One might say that if SQL was so great there would be no ORMs -- because there would be no need.

The ORMs, if anything, are a symptom of the larger problem that is SQL.

> One might say that if SQL was so great there would be no ORMs

It's not like the ORMs exist without SQL. Their primary purpose is to provide a consistent interface between different flavors of SQL so the application developer doesn't need to care what database they're using.

For example, delimiting object names in Mysql uses ` and in Postgres uses ". The ORM will ostensibly have different adapters which take care of these differences without changing the application code.

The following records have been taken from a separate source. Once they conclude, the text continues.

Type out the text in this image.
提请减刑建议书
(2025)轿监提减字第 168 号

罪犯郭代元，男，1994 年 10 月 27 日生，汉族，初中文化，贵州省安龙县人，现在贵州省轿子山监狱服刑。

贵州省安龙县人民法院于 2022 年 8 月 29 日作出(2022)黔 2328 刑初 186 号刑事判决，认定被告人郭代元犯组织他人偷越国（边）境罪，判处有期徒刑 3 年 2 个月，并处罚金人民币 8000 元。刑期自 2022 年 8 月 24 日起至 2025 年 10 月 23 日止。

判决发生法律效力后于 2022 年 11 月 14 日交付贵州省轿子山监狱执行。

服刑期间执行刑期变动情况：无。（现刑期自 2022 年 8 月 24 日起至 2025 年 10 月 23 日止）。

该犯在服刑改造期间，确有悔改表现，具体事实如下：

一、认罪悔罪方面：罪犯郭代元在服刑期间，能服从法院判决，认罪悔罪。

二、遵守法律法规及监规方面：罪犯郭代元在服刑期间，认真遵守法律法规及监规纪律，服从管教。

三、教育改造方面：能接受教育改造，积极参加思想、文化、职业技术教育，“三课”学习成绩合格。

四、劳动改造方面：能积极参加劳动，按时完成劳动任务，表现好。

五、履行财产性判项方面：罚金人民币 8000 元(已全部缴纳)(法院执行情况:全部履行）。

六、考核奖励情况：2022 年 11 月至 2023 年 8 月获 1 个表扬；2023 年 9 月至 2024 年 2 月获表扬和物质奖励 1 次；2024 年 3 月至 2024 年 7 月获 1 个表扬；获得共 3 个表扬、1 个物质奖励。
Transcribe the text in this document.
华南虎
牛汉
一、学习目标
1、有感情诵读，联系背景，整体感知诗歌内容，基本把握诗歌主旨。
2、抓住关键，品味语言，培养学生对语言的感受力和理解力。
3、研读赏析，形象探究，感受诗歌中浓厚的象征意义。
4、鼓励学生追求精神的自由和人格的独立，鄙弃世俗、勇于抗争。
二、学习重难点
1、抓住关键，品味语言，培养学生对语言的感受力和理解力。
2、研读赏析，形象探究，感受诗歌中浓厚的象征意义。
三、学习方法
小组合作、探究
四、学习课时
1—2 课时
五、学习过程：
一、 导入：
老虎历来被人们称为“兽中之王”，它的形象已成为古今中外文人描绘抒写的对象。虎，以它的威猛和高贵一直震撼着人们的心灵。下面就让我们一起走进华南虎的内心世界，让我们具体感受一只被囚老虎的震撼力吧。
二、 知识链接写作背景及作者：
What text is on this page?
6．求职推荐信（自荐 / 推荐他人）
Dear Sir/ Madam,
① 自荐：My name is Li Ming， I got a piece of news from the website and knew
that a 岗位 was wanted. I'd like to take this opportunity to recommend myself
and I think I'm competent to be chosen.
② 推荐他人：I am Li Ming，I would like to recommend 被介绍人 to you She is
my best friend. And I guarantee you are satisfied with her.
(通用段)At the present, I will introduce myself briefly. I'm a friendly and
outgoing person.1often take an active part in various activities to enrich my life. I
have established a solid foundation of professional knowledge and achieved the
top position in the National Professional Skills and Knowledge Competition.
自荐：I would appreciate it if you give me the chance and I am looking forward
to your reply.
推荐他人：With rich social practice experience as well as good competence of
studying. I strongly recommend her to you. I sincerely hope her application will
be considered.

Not even that works painlessly. You commonly run into incompatibilities so an ORM won't necessarily make your code database agnostic.
It lessens the pain, still. It's rare that you'd use common ORM methods and run into something that's supported for one RDBMS and not another. Doing stuff that's less common and, of course, writing raw SQL will still be pain points but they'll be fewer than if one was doing everything in raw SQL.
> It's not like the ORMs exist without SQL.

That's because TINA: There is No Alternative.

We have also cloned Unix entirely since 1980, and extended and improved it. Yet, we are booting the systems using shell scripts where an unquoted variable stops the show. Why is that?

Why is there still a C:\ drive in personal computers, and an invisible device called PRN in every directory?